Stunned-sounding reviewers use terms like "dreamlike" and "haunting" to describe the work of the new Shen Wei Dance Arts company. With its elegant, minimalist movement -- influenced by Butoh and by the stately pace of Chinese opera -- Shen Wei's work is clearly grounded in Asia. And yet it also reflects Shen's very 21st-century syncretic sensibility, which does not hesitate to fuse modern dance, Tibetan chants, and 16th-century English religious music in a single piece.
Shen Wei is something of a fusion himself: not only a brilliant dancer and choreographer but also a filmmaker and painter who has exhibited in Hong Kong and New York. He himself designs the group's spare, gorgeous, and sometimes quasi-surreal sets and costumes.
Shen spent his early childhood with his family in Hunan, China, living in the same building as the theatre where his father wrote, directed, and acted for a Xian opera company. At the age of 9, he was sent to study opera in the prestigious and demanding Hunan Arts School, an early exile from that which he has called a deep influence on his work.
After a stint with the Hunan State Xian Opera Company ("I see Chinese opera as an avant-garde form," Shen said recently), he became a founding member of China's first modern-dance group, the Guangdong Modern Dance Company. But after harassment from the Chinese bureaucracy, Shen relocated to New York City in 1995, forming the 12-member Shen Wei Dance Arts company in 2001.
The two works Shen Wei will present on Thursday, April 10, reflect the diverse influences on Shen himself. The first, Rite of Spring (1), was named one of the year's Top 10 dance moments by New York Times dance critic Anna Kisselgoff. Set to Fazil Say's recording of the original four-hand piano version of Stravinsky's masterpiece, it was developed in part through improvisation. The final piece retains both a highly formal structure and elements of what Shen calls "movement intuition" and chance.

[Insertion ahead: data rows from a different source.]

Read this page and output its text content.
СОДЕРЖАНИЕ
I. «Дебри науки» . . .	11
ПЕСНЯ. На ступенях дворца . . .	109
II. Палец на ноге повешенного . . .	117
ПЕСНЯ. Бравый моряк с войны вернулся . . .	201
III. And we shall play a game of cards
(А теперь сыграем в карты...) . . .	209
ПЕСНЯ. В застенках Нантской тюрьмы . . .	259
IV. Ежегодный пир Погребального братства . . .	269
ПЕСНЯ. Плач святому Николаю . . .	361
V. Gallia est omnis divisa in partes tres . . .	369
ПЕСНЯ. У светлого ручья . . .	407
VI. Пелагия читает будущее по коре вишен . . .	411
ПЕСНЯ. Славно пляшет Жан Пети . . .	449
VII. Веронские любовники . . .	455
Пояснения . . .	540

Folding will be performed to Tibetan Buddhist chants and John Taverner's 16th-century Last Sleep of the Virgin. Shen originally choreographed this 40-minute piece in 2000 for his friends at the Guangdong Modern Dance Company. At the rear of the stage hangs a Chinese painting: a gray ocean with three fish. In this setting, androgynous figures in red half-ball gowns, their heads strangely extended by pale bulbous wigs, move and bond and separate across the stage.

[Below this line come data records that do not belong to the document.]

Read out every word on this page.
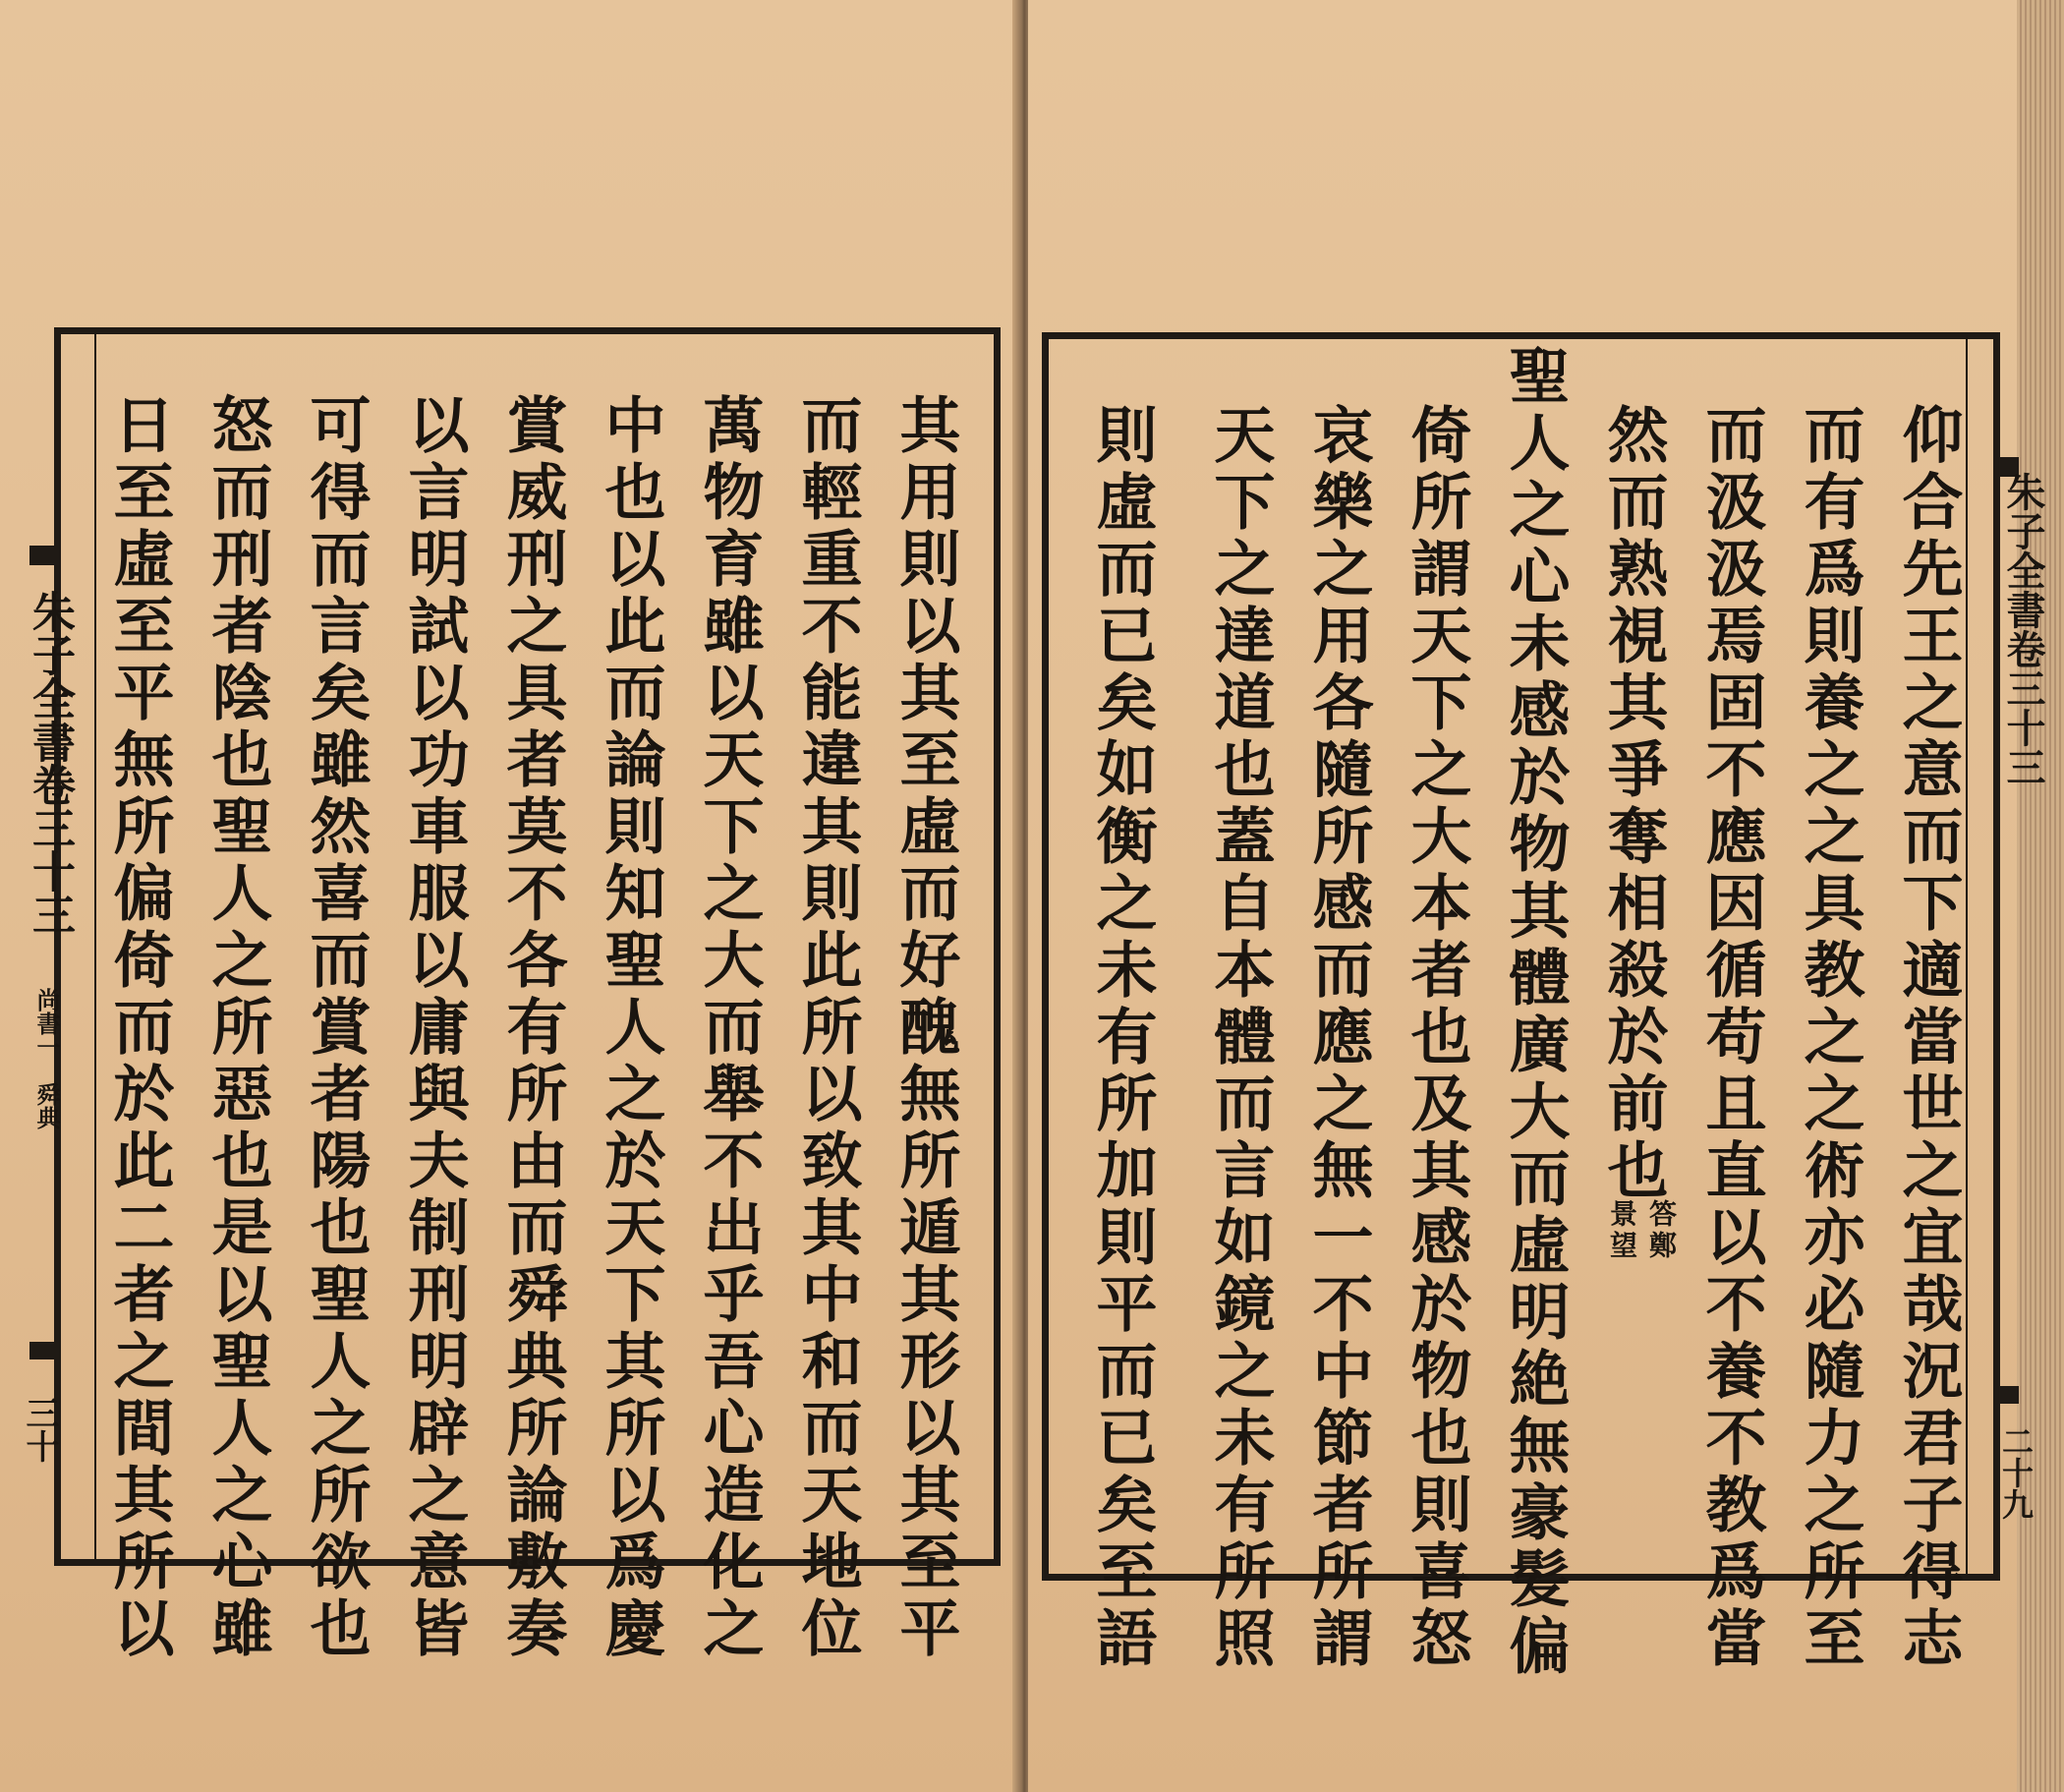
其用則以其至虛而好醜無所遁其形以其至平
而輕重不能違其則此所以致其中和而天地位
萬物育雖以天下之大而舉不出乎吾心造化之
中也以此而論則知聖人之於天下其所以爲慶
賞威刑之具者莫不各有所由而舜典所論敷奏
以言明試以功車服以庸與夫制刑明辟之意皆
可得而言矣雖然喜而賞者陽也聖人之所欲也
怒而刑者陰也聖人之所惡也是以聖人之心雖
日至虛至平無所偏倚而於此二者之間其所以
朱子全書卷三十三
尚書一　舜典
三十	仰合先王之意而下適當世之宜哉況君子得志
而有爲則養之之具教之之術亦必隨力之所至
而汲汲焉固不應因循苟且直以不養不教爲當
然而熟視其爭奪相殺於前也
答鄭
景望
聖人之心未感於物其體廣大而虛明絶無豪髪偏
倚所謂天下之大本者也及其感於物也則喜怒
哀樂之用各隨所感而應之無一不中節者所謂
天下之達道也蓋自本體而言如鏡之未有所照
則虛而已矣如衡之未有所加則平而已矣至語	朱子全書卷三十三
二十九
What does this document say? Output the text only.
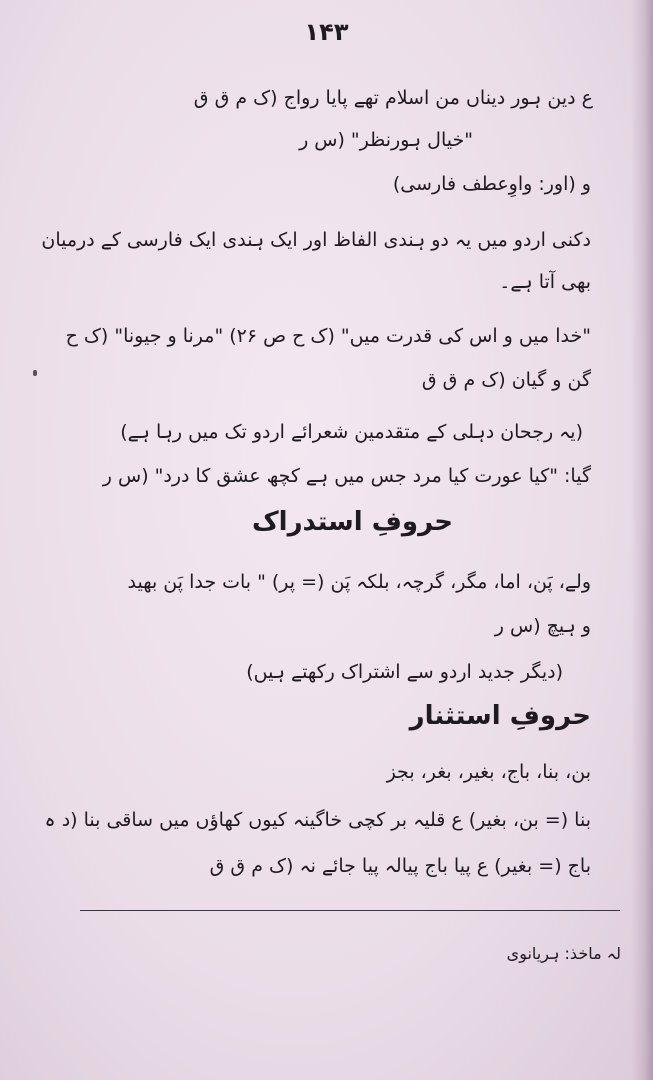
۱۴۳
ع دین ہور دیناں من اسلام تھے پایا رواج (ک م ق ق
"خیال ہورنظر" (س ر
و (اور: واوِعطف فارسی)
دکنی اردو میں یہ دو ہندی الفاظ اور ایک ہندی ایک فارسی کے درمیان
بھی آتا ہے۔
"خدا میں و اس کی قدرت میں" (ک ح ص ۲۶) "مرنا و جیونا" (ک ح
گن و گیان (ک م ق ق
(یہ رجحان دہلی کے متقدمین شعرائے اردو تک میں رہا ہے)
گیا: "کیا عورت کیا مرد جس میں ہے کچھ عشق کا درد" (س ر
حروفِ استدراک
ولے، پَن، اما، مگر، گرچہ، بلکہ پَن (= پر) " بات جدا پَن بھید
و ہیچ (س ر
(دیگر جدید اردو سے اشتراک رکھتے ہیں)
حروفِ استثنار
بن، بنا، باج، بغیر، بغر، بجز
بنا (= بن، بغیر) ع قلیہ بر کچی خاگینہ کیوں کھاؤں میں ساقی بنا (د ہ
باج (= بغیر) ع پیا باج پیالہ پیا جائے نہ (ک م ق ق
لہ ماخذ: ہریانوی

When the passionate scarlet of Stravinsky's Rite of Spring is combined in a single evening with the ethereal, crystalline tones of the Taverner piece, it suggests a choreographer with an extraordinarily encompassing vision. "Unless there are other colors around, you don't know what color you are," Shen Wei told The New York Times. Austin will be among the first cities in the country to see this acclaimed new group whose palette spans countries and centuries. It's a chance that shouldn't be missed.